À la page 313 du deuxième volume, dans une entrée datée de juin 1950, le Dr Halim a écrit cette brève note, dont les mots sont empreints de tristesse :
Le fait est devenu clair pour moi maintenant, brillant comme le soleil, un fait qui menace de défaire tous mes rêves et toute la sueur que j’ai mise dans cette entreprise au cours des dernières années… C’est que le corps humain est si grand qu’il est impossible de le refroidir immédiatement et d’un seul coup s’il est placé dans un appareil cryonique semblable à « Halim no. 1 », même s’il est plus grand… En effet, le processus de refroidissement prendra quelques minutes, jusqu’à 12, avant que toutes les parties puissent être congelées, ce qui est suffisant pour que les diverses forces résultant des différentes parties du corps refroidies à des vitesses différentes endommagent certaines cellules et les fassent exploser… Ainsi, l’équilibre délicat entre les molécules et les tissus du corps est perturbé et le patient meurt à la suite d’une hémorragie interne.
À la page 354, les pensées du Dr Halim deviennent confuses, et ses mots fébriles, rendus par la main musicale de sa nièce avec ses lettres inclinées, se lisent comme suit :
Et voilà qu’arrive le mois de septembre, sans que je sois parvenu à des résultats concluants en ce qui concerne mes expériences sur les singes.
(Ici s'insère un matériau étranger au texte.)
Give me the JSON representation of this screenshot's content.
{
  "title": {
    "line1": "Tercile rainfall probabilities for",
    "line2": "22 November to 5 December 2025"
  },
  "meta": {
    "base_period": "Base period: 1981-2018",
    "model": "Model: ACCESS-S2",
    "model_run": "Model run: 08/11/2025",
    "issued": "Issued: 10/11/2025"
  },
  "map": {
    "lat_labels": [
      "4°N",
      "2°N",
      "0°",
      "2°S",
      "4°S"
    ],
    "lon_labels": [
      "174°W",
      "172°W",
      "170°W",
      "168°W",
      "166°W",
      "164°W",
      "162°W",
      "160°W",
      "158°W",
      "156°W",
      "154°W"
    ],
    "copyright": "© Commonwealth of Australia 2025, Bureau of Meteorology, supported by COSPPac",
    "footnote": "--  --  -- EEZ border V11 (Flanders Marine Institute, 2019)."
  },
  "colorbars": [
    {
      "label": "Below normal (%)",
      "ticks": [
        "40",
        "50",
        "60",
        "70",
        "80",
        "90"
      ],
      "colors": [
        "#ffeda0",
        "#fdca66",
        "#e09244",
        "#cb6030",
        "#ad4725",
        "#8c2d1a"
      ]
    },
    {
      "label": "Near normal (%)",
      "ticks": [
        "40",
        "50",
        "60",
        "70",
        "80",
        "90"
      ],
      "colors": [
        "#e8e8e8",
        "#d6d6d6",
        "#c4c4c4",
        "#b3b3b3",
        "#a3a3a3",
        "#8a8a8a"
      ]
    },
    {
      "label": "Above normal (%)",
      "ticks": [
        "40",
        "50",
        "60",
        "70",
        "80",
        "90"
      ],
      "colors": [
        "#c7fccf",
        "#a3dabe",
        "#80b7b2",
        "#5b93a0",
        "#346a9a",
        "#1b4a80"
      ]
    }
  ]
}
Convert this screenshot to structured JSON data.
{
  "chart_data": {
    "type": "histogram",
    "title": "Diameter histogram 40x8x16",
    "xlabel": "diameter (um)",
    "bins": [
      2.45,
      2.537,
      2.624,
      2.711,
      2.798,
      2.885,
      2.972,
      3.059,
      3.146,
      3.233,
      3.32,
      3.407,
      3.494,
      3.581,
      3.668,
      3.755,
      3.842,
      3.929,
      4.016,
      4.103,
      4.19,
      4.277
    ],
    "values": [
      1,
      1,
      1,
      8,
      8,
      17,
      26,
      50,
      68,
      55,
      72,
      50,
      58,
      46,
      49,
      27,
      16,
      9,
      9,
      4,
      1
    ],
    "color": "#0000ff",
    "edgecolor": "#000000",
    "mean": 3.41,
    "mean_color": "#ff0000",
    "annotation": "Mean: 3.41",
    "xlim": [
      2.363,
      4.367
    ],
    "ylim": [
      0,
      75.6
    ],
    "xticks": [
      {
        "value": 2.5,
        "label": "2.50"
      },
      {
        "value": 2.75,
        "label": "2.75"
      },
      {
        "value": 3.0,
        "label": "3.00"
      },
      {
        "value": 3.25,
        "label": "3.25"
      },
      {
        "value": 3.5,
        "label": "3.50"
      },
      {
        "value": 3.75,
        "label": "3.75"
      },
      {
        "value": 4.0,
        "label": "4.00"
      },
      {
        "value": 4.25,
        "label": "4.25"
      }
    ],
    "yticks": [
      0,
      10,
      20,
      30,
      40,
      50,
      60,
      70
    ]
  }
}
En effet, depuis juin dernier jusqu’à aujourd’hui, c’est-à-dire depuis trois mois, je suis resté sur la même route sans résultat, sans pouvoir faire un seul pas en avant… En fait, j’ai énormément régressé, car le troisième et dernier chimpanzé que je possédais est mort au cours de la troisième et dernière expérience, qui ne m’a rien apporté de valable.
De mes propres yeux, j’ai vu l’iceberg s’effondrer sur le Dr Jean, l’ensevelissant instantanément, et lorsque son corps gelé a été sauvé, après plus de 24 heures dans sa prison de glace, il avait encore un souffle de vie en lui. Tout cela grâce à la dose de P. Elixir L.A.Z. injectée dans ses veines et qui garantissait le refroidissement immédiat de son sang, ainsi que la congélation de toutes les parties de son corps, ce qui, à son tour, garantissait que ses cellules cérébrales continueraient à être nourries une fois la période involontaire d’hibernation dans son lit gelé terminée.
C’est ce qui est arrivé au jeune médecin, et j’ai été l’un des rares à en être témoin. Alors pourquoi le troisième chimpanzé est-il mort maintenant, alors que je l’ai congelé dans les mêmes conditions que Jean et qu’il en est sorti vivant ? Aurais-je commis une erreur, même minime, lors de mes expériences sur les singes ? Aurais-je oublié quelque chose de mineur qui aurait conduit à leur mort ? Ou bien la raison pour laquelle Jean est sorti vivant après avoir été congelé sous le poids du glacier est-elle tout autre, quelque chose que je n’ai pas encore réussi à voir ?
Et pourtant, j’insiste sur la théorie à laquelle je suis arrivé, je m’accroche à chaque lettre de son hypothèse saine et scientifique, qui est la suivante : « La cryoconservation du corps humain pour de longues périodes n’est pas impossible à condition d’identifier la bonne méthode pour le congeler immédiatement et en une seule fois… Et ce processus doit être répété lorsque le corps est ramené à sa température normale, c’est-à-dire que sa température doit être rétablie immédiatement et en une seule fois, dans toutes ses parties et ses cellules. »
C’est ainsi que s’achève le deuxième volume, après 388 pages grand format. Sa rédaction a duré quatre ans moins quatre mois, de mars 1948 à novembre 1950.